HITSP continues to seek transparency, interoperability
ORLANDO - Over the past year, HITSP has become an established, trusted organization with a multi-stakeholder, open and transparent process for standards harmonization, according to John Halamka, MD, CIO, Harvard Medical School, chair, Healthcare Information Technology Standards Panel (HITSP), during a presentation at the 2008 HIMSS conference.

“Quality measures in the United States are not commutable,” Halamka said. “We need and want it to be real time with a dashboard view—which is truly what the standards are all about.”

In 2006, Halamka said that HITSP created interoperability specifications for consumer empowerment, laboratory results, and biosurveillance. During 2007, HITSP continued its work by focusing on security and privacy constructs and a new set of guidelines supplied by AHIC, including: security and privacy; emergency responder; consumer access; and quality indicators.
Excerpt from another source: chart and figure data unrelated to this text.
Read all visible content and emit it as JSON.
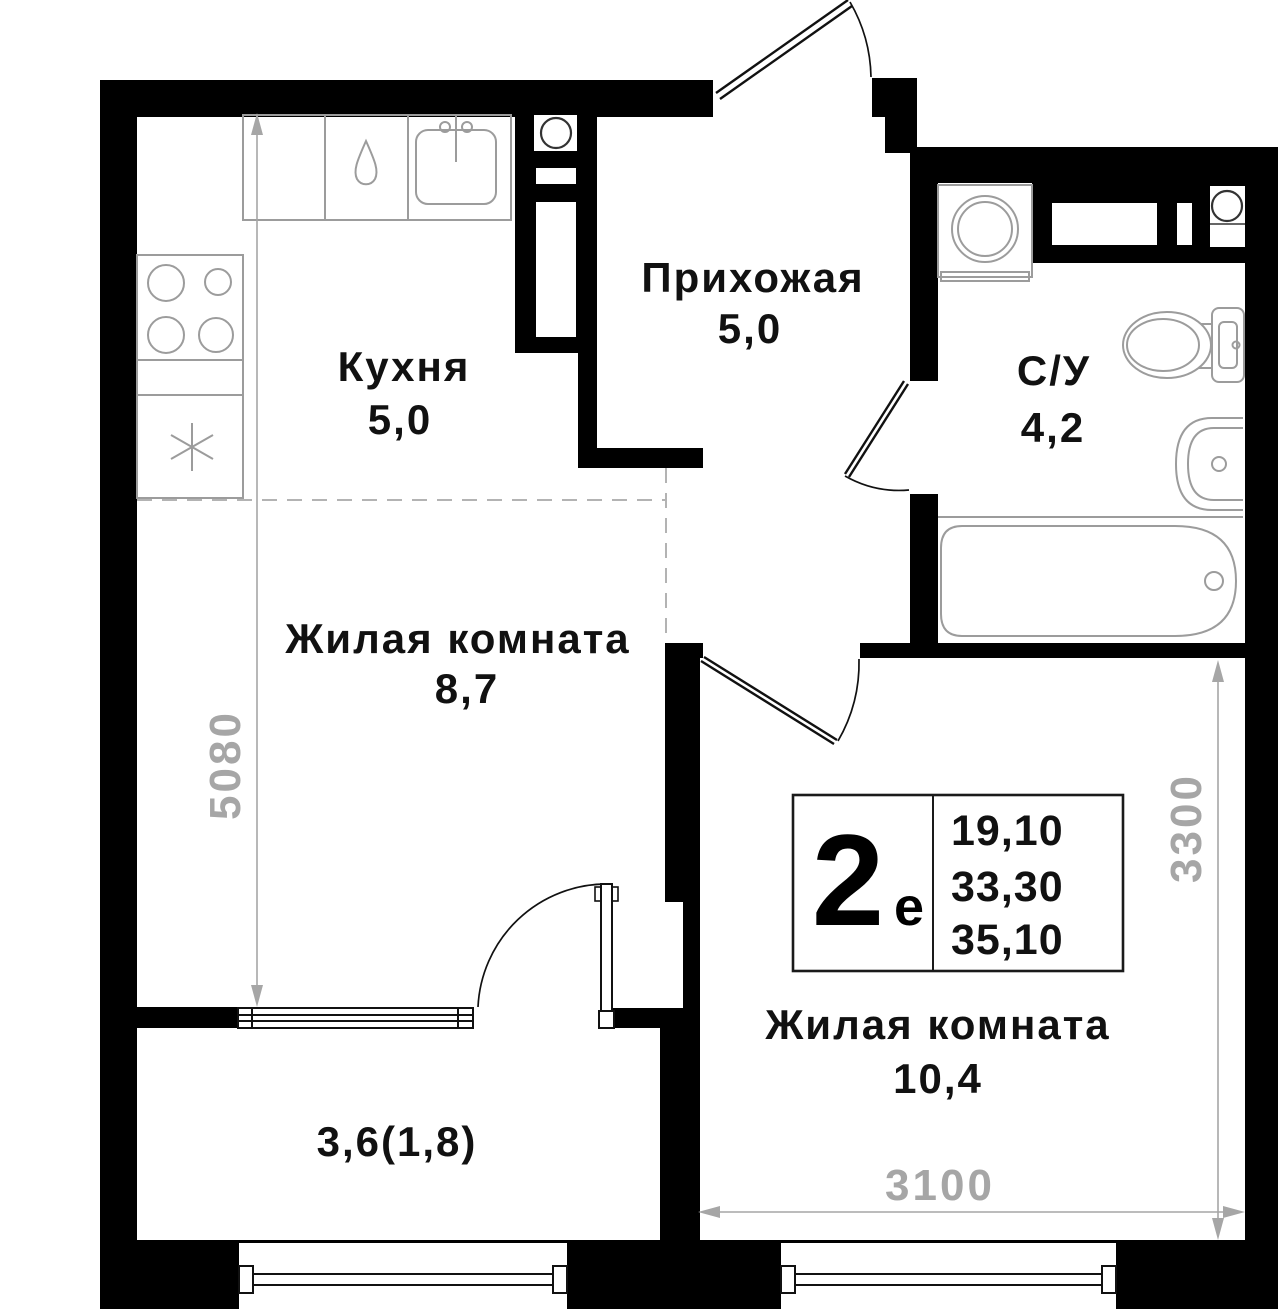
{
  "plan": {
    "rooms": {
      "kitchen": {
        "name": "Кухня",
        "area": "5,0"
      },
      "hallway": {
        "name": "Прихожая",
        "area": "5,0"
      },
      "bathroom": {
        "name": "С/У",
        "area": "4,2"
      },
      "living_main": {
        "name": "Жилая комната",
        "area": "8,7"
      },
      "living_second": {
        "name": "Жилая комната",
        "area": "10,4"
      },
      "balcony": {
        "area": "3,6(1,8)"
      }
    },
    "unit_card": {
      "rooms_count": "2",
      "rooms_suffix": "е",
      "area_living": "19,10",
      "area_main": "33,30",
      "area_total": "35,10"
    },
    "dimensions": {
      "left_height": "5080",
      "right_height": "3300",
      "bottom_width": "3100"
    },
    "colors": {
      "wall": "#000000",
      "background": "#ffffff",
      "fixture_outline": "#9c9c9c",
      "dimension_gray": "#a6a6a6",
      "label_text": "#111111"
    }
  }
}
He said that security standards allow the industry to: collect and communicate security audit trails; have consistent time; document integrity; manage and control data access; manage and control privacy consents; manage entity identity credentials; and secure a communications channel.

Halamka added that safe and affordable healthcare depends upon the secure exchange of information among patients, providers, payors and government entities such as public health agencies.

“Recognition of the HITSP interoperability specifications is an important milestone,” he said. “Between the federal implications and the certification efforts of CCHIT, stakeholders will be motivated to adopt a standard way of sharing data throughout the Nationwide Health Information Network [NHIN], leading to better healthcare for us all.”

Looking beyond 2007 and into 2008, Halamka said the goals for HITSP include education and communication of the industry; participation in NHIN trials; further alignment with CCHIT; and the reuse of HITSP components to accelerate workflow.

“Our foundations committee will work on the medium- to long-term alignment of the standards organizations and their work products in parallel use with the use case work of the entire panel,” he said.

After his presentation, Halamka opened up the session for discussion during which dialog centered on consumer control and payor-provider involvement.

Attendees asked Halamka why patients are not being asked to be in control of their own medical records. He said that as there is more value-add for patients, they will begin to increase the demand for more control.

Halamka added that consumer demand will come but it will be part of a spectrum of solutions. “It has to be a parallel effort of doing things at a community and provider level to address the policy issues—a true collaborative effort.”